MCD is scheduled to report its February sales results before the market open tomorrow, the 8th of March. There was no difference in the number of weekdays and weekend days in February 2011 versus February 2011.
Below I go through my view on what sales results the Street will receive as “GOOD”, “BAD”, and “NEUTRAL” for each region. To recall, January’s U.S. result was a mere 10 basis points above my expectation and represented a slowdown for the company’s domestic business. I expect this slowdown to continue in February. There is plenty of time for my thesis on MCD in 2011 to play out, so I will not be discouraged by an upside surprise in February. I am below the Street’s estimate and would note that a miss in February may spur the sell-side to rethink expectations ahead of 1Q results. As gas prices creep higher, putting pressure on casual dining chains, MCD may actually benefit slightly but certainly not enough to dissuade me from my bearish thesis on 2011. After all, as I noted in last month’s sales preview, drive-thru sales are important for MCD’s sales, so any share gained from casual dining may be offset, likely depending on just how high gas prices climb.
Below I go through my take on what numbers will be received by the street as GOOD, BAD, and NEUTRAL, for MCD comps by region. For comparison purposes, I have adjusted for calendar and trading day impacts.
U.S. – Facing an easy +0.6% compare (there was no calendar shift in February 2010):
GOOD: A print of roughly 3% or higher would be perceived as a good result, implying that the company has improved two-year average trends from January. I believe that any improvement in two-year average trends would be met positively by investors. I believe a result in the NEUTRAL range – closer to the lower end of roughly 2% - is most likely. To reiterate, I expect a greater proportion of the slowing in top line trends that I have projected for the U.S. business in 2011 to take place after compares step up in difficulty from March onward. At that stage, I expect a more obvious divergence to emerge between my projections and those of the sell-side. Of course, weak results tomorrow may precipitate a correction in Street expectations ahead of 1Q results but, given the darling status currently enjoyed by MCD on Wall Street, I anticipate some stickiness in current consensus.
NEUTRAL: Roughly 2% to 3% implies two-year average trends that are approximately in line with the calendar-adjusted two-year average trend in January. I would add that, in reality, a result towards the lower end of this range will not be received well and that is where I expect the U.S. comp to come in.
BAD: Below 2% would imply a significant deceleration in two-year average trends on a calendar-adjusted basis. Headline comps for the U.S. were low for December and January with similarly easy compares. A further deceleration in two-year average trends would likely call into question the direction of the U.S. business for 2011.
Europe – Facing a compare of +5.4% (there was no calendar shift in February 2010):
GOOD: A print of approximately 6% would imply two-year average trends significantly higher than those see in December and marginally better than the strong two-year average trends in January. An improvement, or even maintenance, of trends from January would be well-received given that the compare in February is significantly more difficult than that of January.

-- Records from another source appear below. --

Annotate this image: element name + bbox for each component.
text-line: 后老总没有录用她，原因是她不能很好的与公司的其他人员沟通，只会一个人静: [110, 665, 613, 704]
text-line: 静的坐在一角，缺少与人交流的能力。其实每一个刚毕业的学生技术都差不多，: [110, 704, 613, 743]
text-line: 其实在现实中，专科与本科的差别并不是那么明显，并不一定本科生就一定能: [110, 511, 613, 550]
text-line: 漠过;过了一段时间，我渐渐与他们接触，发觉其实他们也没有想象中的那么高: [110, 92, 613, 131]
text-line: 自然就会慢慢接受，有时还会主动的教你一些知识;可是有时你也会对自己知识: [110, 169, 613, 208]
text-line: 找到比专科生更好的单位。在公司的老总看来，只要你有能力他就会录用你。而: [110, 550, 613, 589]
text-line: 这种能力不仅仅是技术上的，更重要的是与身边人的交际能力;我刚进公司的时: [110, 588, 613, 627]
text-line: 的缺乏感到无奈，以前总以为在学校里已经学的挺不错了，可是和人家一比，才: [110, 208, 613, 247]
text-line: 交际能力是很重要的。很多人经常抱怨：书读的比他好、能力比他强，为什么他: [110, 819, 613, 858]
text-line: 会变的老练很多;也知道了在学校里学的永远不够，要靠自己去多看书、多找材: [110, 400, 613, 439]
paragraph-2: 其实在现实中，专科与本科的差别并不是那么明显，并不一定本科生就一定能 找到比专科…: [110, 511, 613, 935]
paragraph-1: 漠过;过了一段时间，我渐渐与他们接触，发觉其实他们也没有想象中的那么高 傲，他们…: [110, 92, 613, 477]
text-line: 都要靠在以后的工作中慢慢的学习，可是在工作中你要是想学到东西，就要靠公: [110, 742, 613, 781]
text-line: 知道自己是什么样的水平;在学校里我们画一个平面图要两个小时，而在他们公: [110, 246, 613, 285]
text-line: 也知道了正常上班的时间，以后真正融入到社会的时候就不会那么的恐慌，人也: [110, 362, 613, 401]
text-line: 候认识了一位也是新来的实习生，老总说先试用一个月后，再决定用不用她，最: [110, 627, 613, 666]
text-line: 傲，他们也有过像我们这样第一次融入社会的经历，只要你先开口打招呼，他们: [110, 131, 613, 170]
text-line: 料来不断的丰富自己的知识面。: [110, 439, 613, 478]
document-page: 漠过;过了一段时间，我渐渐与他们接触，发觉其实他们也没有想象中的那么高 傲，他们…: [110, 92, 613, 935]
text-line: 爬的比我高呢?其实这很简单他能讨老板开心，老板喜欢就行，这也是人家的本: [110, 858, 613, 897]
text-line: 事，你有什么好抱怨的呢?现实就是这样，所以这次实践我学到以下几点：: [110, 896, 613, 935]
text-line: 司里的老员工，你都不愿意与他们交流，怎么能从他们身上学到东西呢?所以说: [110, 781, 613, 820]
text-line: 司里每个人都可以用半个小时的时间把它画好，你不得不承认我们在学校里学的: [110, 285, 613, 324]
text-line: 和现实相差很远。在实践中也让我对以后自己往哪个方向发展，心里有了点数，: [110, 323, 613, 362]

NEUTRAL: Between roughly 5% and 6% would imply a two-year average trend slightly below January’s trend. While a deceleration is usually received negatively, a slowdown is almost expected following a sharp gain in two-year average trends in January.
BAD: Below 5% would imply trends significantly below January’s and, while I believe some allowance will be made for a deceleration given the improved levels of two-year average trends on an absolute scale, the perception of January’s Europe result as being anomalous will likely drag sentiment.
APMEA – Facing a difficult 10.5% compare (there was no calendar shift in February 2010):
GOOD: Any positive same-store sales result from APMEA would be well-received by investors. Given the difficulty of the compare from February 2010, +10.5%, a same store-sales print of roughly 0.0% would imply two-year average trends approximately in line with January’s result. Additionally, a third consecutive month of strong two-year average trends flowing November’s disappointing number would bolster confidence in the APMEA business.
NEUTRAL: Between -1% and 0% would imply two-year average trends roughly in line with January.
BAD: Below -1% would obviously look bad from a headline perspective but, also, on a two-year average basis, this would imply a significant deceleration in two-year average trends from January.